On n'était pas à Paris, il y a dix jours. Non qu'on ait fait une crise de purisme politique, encore qu'on pourrait encore tenter de se revêtir de cette toge pour «  se donner un genre » (ça se porte assez, en ce moment, à gauche, le « je ne me compromet pas avec n'importe qui, moi, chuis cohérent, moi »...), mais plus trivialement parce qu'on n'avait pas les ronds pour se payer le billet de TGV. En revanche, on était, évidemment, à Genève les mercredi et samedi suivants. Pas avec des millions de personnes, mais tout de même avec beaucoup de monde. Pour défendre la liberté d'expression, bien sûr. La liberté d'expression sans limite. La liberté absolue d'expression. Mais aurait-on manifesté, et les manifestations françaises auraient-elles été de même ampleur si, hypothèse absurde (les crétinismes concurrents ne sont que concurrents, pas adversaires) la cible des tueurs avait été Minute ou Valeurs Actuelles ? Si leurs victimes avaient été Dieudonné ou Soral ? On ne le criera pas sur les toits, mais on sait bien que non.

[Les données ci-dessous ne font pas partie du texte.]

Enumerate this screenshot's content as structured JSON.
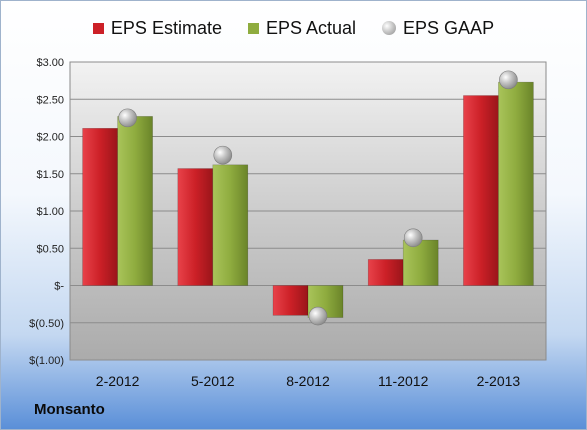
{
  "company": "Monsanto",
  "colors": {
    "estimate": "#cc2027",
    "actual": "#8fac3f",
    "gaap": "#b9b9b9"
  },
  "chart_data": {
    "type": "bar",
    "title": "",
    "xlabel": "",
    "ylabel": "",
    "categories": [
      "2-2012",
      "5-2012",
      "8-2012",
      "11-2012",
      "2-2013"
    ],
    "series": [
      {
        "name": "EPS Estimate",
        "type": "bar",
        "values": [
          2.11,
          1.57,
          -0.4,
          0.35,
          2.55
        ]
      },
      {
        "name": "EPS Actual",
        "type": "bar",
        "values": [
          2.27,
          1.62,
          -0.43,
          0.61,
          2.73
        ]
      },
      {
        "name": "EPS GAAP",
        "type": "scatter",
        "values": [
          2.25,
          1.75,
          -0.41,
          0.64,
          2.76
        ]
      }
    ],
    "ylim": [
      -1.0,
      3.0
    ],
    "yticks": [
      3.0,
      2.5,
      2.0,
      1.5,
      1.0,
      0.5,
      0,
      -0.5,
      -1.0
    ],
    "ytick_labels": [
      "$3.00",
      "$2.50",
      "$2.00",
      "$1.50",
      "$1.00",
      "$0.50",
      "$-",
      "$(0.50)",
      "$(1.00)"
    ],
    "grid": true,
    "legend": "top"
  }
}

Ce n'est pas qu'on nie à nos adversaires les droits que nous revendiquons pour nous, c'est seulement que, forcément, dans le deuil et dans la colère, il y a « les nôtres » et les autres, et que ce sont les nôtres qu'on a tués.

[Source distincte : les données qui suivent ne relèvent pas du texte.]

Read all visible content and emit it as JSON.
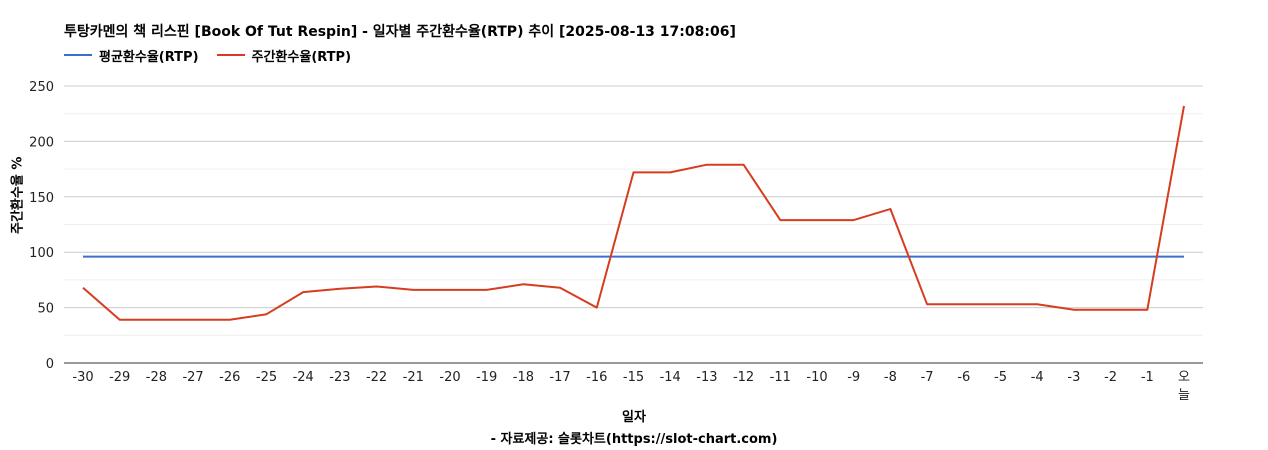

On était là, dans nos manifs locales, parce que, sans même les connaître autrement que par leurs dessins, on avait grandi avec Cabu et Wolinski et qu'en les perdant la semaine dernière, on avait perdu des copains d'enfance, des copains de cinquante ans assassinés par des crétins décérébrés transformés en moulins à prière et en machines à tuer.  Mais on était là, aussi, pour dire cette chose toute simple, pour laquelle, sans l'avoir choisi mais en sachant qu'ils le risquaient, Cabu, Wolinski, Charb et les autres, sont morts : la liberté n'est pas un mot mais une pratique; elle ne réside pas dans les constitutions, les lois, les conventions internationales, mais dans l'action des individus à qui on fait au moins mine de la concéder...

Ce n'est pas de liberté de conscience dont il s'agit : nos copains d'enfance n'ont pas été butés pour ce qu'ils pensaient, mais pour l'avoir écrit, dessiné, publié; s'ils étaient restés chez eux, entre eux, à déconner en cassant du sucre sur les curés, les imams, les rabbins et les gouvernants, ils seraient toujours vivants. Ils sont morts d'avoir exercé leur liberté et de l'avoir partagée, au lieu que se la garder pour eux.
La liberté d'expression est une liberté fondamentale et universelle. Elle ne se limite ni ne se conjugue aux convictions religieuses. « Y'a-t-il des limites à ne pas franchir ? », s'interroge, gravement, Le Temps... « Il n'y a que les limites qu'on s'impose », répond le dessinateur algérien Ali Dilem, qui sait ce qu'il peut en coûter à qui veut définir soi-même le champ de sa liberté... Contre la Conseillère fédérale Doris Leuthard, qui avait cru bon de laisser tweeter par son «nègre», mais en son nom à elle, que, bien sûr, le massacre de Charlie Hebdo est un acte condamnable, mais que tout de même, les « Charlie » avaient poussé le bouchon un peu loin et qu'il y avait des limites à la liberté d'expression,  la présidente de la Confédération, Simonetta Sommaruga, a déclaré que « la liberté d'expression doit être défendue sans "si" ni "mais" ». On est bien d'accord. On est même d'accord avec un imam, le Français Tareq Oubrou quand il s'adresse en ces termes à ceux que les caricatures du Prophète scandalisent  : « Si vous n'êtes pas d'accord avec les caricatures, faites des caricatures. C'est pensée contre pensée », pas kalachnikov contre dessin. Mais évidemment, pour pouvoir opposer une pensée à une autre, il faut d'abord en avoir une à soi...

Nous sommes en un temps où les armes se trouvent bien plus facilement que les neurones, les versets que les raisonnements et les bornes que les volontés de les franchir.